How it works

To get from CSMs to residue links or PPIs xiFDR needs to aggregate CSMs. This is done in multiple stages/levels where on each level an FDR cutoff may be applied. Below you find a summary for each aggregation level.

Aggregation levels

CSM level

The CSM level is the plain input data to the FDR calculation. A lower FDR cutoff here can greatly reduce computation time.

Peptide level

To aggregate from the CSM level to the peptide level xiFDR combines all CSMs with the same peptide sequences (including modifications), crosslink positions inside the sequence, positions of the sequences in the according proteins diregarding the scores and charges of the individual matches.

Protein level

This is special in the sense, that it does not operate on crosslinks but on the proteins involved in the peptide level crosslinks. This is done by splitting each peptide level match into the linked proteins and distributing the peptide level score based on the fragment coverage for the according peptide level link. If no fragment coverage is supplied in the input DataFrame, the score is divided 50/50 for the proteins. After this, same proteins get aggregated and a linear FDR calculation and filtering is applied. Finally the peptide level matches gets filtered to only include matches where each interacting protein also passes the protein level FDR cutoff.

Note

For each protein passing the protein FDR filter, the complementing decoy protein must pass as well. If not, the decoy proteins would no longer represent the false positives within the targets.

PPI level

The final aggregation is the protein-protein interaction level. Here, all link level matches with the same interacting proteins are aggregated.

Aggregation functions

By default the scores in each aggregation are performed using the geometric norm:

\[score_{agg} = \sqrt{\sum (score_i)^2}\]

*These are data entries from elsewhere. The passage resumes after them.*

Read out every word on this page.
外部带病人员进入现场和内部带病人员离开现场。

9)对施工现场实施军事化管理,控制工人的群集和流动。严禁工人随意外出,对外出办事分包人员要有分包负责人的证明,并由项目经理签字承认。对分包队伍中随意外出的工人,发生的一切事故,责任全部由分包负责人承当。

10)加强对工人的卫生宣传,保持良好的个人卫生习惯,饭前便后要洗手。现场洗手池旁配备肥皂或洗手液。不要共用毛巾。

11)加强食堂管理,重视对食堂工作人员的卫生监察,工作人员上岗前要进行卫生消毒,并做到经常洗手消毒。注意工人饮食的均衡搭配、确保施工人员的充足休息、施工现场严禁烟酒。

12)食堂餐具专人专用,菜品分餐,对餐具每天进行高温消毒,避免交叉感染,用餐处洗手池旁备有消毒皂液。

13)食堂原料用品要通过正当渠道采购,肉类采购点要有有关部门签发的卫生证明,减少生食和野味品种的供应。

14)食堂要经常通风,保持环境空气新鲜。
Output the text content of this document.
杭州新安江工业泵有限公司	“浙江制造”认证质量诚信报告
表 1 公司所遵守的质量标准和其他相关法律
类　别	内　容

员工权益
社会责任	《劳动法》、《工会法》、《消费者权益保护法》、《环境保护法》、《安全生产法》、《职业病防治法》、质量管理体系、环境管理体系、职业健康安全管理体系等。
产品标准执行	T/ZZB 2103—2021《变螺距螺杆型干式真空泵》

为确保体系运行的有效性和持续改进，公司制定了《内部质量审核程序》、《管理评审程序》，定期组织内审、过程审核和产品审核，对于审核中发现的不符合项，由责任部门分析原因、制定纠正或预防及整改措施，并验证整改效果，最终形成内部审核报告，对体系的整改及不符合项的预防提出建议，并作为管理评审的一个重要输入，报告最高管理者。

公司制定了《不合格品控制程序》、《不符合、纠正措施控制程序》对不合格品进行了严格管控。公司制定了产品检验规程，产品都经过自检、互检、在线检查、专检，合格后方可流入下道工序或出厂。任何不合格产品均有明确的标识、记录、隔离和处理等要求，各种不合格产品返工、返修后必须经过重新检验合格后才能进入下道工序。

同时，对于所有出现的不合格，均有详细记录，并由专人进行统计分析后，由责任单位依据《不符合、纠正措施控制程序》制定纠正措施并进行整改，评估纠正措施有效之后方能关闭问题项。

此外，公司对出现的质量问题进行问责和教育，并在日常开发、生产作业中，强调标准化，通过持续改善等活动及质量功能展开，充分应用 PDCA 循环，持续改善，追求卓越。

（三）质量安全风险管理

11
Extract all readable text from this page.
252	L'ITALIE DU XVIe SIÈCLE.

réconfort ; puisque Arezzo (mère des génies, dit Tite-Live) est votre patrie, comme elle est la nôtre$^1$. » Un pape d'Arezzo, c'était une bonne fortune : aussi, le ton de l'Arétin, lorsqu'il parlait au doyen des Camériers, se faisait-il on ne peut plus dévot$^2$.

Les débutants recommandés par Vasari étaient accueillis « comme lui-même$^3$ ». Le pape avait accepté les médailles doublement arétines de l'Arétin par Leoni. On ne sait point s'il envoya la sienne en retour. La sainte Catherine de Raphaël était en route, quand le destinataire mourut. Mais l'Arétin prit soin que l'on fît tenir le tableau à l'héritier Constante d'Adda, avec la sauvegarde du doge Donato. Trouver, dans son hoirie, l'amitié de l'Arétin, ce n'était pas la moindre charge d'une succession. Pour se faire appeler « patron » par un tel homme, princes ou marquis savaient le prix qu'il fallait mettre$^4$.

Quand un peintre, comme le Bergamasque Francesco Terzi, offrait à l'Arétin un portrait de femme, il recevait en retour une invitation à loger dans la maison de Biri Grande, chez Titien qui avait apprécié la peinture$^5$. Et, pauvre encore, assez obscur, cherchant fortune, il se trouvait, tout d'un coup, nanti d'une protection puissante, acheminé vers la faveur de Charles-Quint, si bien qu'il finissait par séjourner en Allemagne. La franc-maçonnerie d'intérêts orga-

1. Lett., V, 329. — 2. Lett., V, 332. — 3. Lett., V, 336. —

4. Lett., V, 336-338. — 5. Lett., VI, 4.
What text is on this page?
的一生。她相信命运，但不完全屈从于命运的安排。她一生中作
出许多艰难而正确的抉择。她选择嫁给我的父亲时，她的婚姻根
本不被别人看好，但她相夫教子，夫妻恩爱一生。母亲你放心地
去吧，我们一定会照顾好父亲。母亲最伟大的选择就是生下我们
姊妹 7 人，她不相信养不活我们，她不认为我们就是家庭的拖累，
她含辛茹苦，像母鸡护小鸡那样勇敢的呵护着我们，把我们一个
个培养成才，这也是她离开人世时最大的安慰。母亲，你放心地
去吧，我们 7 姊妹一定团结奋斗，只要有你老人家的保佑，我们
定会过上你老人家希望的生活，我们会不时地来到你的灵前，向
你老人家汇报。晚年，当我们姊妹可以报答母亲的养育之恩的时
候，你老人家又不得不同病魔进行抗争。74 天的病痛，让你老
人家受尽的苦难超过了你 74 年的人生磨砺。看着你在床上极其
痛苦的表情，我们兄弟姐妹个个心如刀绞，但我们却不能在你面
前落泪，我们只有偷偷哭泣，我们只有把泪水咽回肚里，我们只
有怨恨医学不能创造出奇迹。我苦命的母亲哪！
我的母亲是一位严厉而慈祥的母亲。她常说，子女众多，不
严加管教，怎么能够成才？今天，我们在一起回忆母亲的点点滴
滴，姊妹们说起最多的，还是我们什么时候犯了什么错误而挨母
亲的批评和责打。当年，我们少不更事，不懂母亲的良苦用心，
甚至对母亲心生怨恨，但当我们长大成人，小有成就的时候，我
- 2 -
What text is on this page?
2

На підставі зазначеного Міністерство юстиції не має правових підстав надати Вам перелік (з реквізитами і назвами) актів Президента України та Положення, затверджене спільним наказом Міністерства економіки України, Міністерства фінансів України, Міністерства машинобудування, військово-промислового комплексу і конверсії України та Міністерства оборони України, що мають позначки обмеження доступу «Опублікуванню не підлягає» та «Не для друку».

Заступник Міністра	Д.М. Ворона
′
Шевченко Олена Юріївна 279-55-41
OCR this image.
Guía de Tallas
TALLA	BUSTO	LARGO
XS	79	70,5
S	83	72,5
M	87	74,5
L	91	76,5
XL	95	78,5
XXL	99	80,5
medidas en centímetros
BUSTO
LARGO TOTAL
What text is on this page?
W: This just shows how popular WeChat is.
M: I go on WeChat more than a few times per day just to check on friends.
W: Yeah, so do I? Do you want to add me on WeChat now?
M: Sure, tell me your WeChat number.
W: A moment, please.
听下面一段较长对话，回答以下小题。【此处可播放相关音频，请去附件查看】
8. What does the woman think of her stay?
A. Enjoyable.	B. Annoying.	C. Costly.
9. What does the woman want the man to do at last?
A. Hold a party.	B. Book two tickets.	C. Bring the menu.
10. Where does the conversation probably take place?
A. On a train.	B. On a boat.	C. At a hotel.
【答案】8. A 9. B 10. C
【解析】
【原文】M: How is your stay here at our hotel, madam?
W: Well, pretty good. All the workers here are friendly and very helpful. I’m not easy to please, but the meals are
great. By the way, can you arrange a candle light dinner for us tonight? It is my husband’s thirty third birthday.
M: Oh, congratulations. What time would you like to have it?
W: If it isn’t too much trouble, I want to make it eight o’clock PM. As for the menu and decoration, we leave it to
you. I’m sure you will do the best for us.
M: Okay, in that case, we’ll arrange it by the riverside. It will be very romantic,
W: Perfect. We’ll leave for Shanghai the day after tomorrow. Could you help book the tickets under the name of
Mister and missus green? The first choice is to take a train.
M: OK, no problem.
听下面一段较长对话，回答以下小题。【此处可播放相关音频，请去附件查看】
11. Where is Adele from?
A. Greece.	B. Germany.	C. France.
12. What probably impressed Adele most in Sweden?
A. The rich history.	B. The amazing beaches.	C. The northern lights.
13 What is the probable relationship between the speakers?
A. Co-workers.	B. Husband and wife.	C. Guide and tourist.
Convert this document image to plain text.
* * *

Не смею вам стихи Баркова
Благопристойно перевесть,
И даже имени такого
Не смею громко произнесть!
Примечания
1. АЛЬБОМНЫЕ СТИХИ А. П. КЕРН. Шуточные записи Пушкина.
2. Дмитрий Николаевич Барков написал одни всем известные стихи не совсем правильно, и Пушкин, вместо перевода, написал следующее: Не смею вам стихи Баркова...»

However, you can define custom aggregation functions. Please refer to the API documentation.

FDR groups

Due to the different nature of self-links (i.e. homomeric [1]) and between-links (i.e. heterometric [1]) the FDR is calculated separately for these groups.

For similar reasons we also split the protein level FDR in groups of proteins with only between-link, proteins with only linear or self-link matches and proteins with self-link or linear matches additional to between-links.

Validity checks

For some datasets, very low FDR cutoffs may result in too little data coming through. This may make confidnent FDR estimation impossible. To avoid this, we check if the number of target-target matches results in a minimum number of decoys td_prob to be observed (statistically).